Springfield College Hosts Virtual Lecture on Past and Present Fascism and Racism

Springfield College welcomed Holocaust Survivor, Author, and Human Rights Activist Marione Ingram on Thursday, April 8, 2021.

Springfield College welcomed Holocaust Survivor, Author, and Human Rights Activist Marione Ingram on Thursday, April 8, 2021.

 

Springfield College welcomed Holocaust Survivor, Author, and Human Rights Activist Marione Ingram on Thursday, April 8, 2021. This event was free and open to the College and local community.

In this lecture, Ingram shared excerpts from her memoirs The Hands of War and The Hands of Peace. She discussed the failure to respond to fascism and racism in Europe in the 1930s and 40s, and the nonviolent responses to those evils in the U.S. in the 1960s. She then related her experiences to the challenges that students face today.

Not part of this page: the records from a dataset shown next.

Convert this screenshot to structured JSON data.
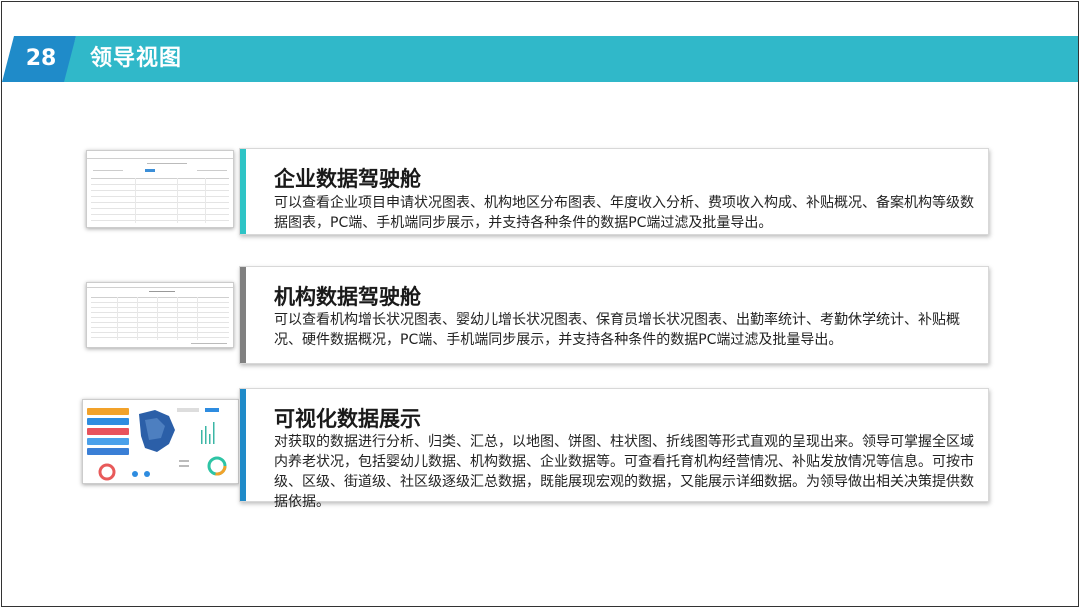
{
  "header": {
    "page_number": "28",
    "title": "领导视图"
  },
  "colors": {
    "header_bar": "#30b8c9",
    "number_badge": "#1f8bc9",
    "accent_teal": "#2ec4c6",
    "accent_gray": "#808080",
    "accent_blue": "#1f8bc9"
  },
  "sections": [
    {
      "title": "企业数据驾驶舱",
      "description": "可以查看企业项目申请状况图表、机构地区分布图表、年度收入分析、费项收入构成、补贴概况、备案机构等级数据图表，PC端、手机端同步展示，并支持各种条件的数据PC端过滤及批量导出。"
    },
    {
      "title": "机构数据驾驶舱",
      "description": "可以查看机构增长状况图表、婴幼儿增长状况图表、保育员增长状况图表、出勤率统计、考勤休学统计、补贴概况、硬件数据概况，PC端、手机端同步展示，并支持各种条件的数据PC端过滤及批量导出。"
    },
    {
      "title": "可视化数据展示",
      "description": "对获取的数据进行分析、归类、汇总，以地图、饼图、柱状图、折线图等形式直观的呈现出来。领导可掌握全区域内养老状况，包括婴幼儿数据、机构数据、企业数据等。可查看托育机构经营情况、补贴发放情况等信息。可按市级、区级、街道级、社区级逐级汇总数据，既能展现宏观的数据，又能展示详细数据。为领导做出相关决策提供数据依据。"
    }
  ]
}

Ingram is a writer, artist, and human rights activist who experienced the Holocaust, Europe’s deadliest bombing, and the wrath of the Ku Klux Klan in Mississippi. Throughout the turbulent 60s and 70s, and into the 21st century, Ingram continued to protest racism, war, sexism, Apartheid, and police violence. 

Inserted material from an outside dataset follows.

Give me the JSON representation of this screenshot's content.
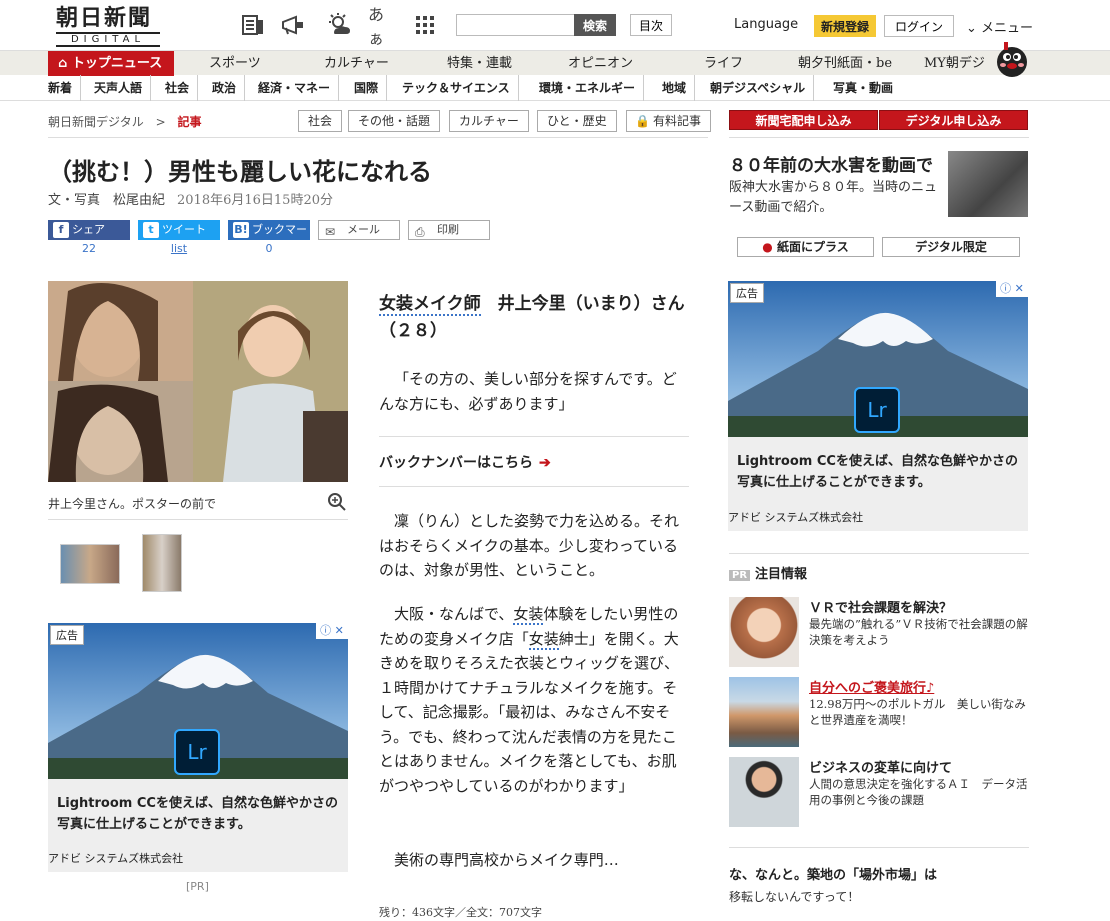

Ingram’s Holocaust memoir, The Hands of War, became a New York Times bestseller in 2014 and was published in Germany in 2016, newly titled: Kriegskind (Child of War). Parts of the book also were published in Russia and the British literary journal, Granta, and in Best American Essays of 2007. A companion memoir published in 2015, The Hands of Peace, celebrates the countless acts of nonviolent defiance that culminated in the Civil Rights Acts of 1964 and 1965.

The evening was sponsored by Springfield College Office of Spiritual Life; Holocaust Remembrance Committee; Department of Literature, Writing, and Journalism; Department of Humanities and Social Sciences; and Department of Visual and Performing Arts.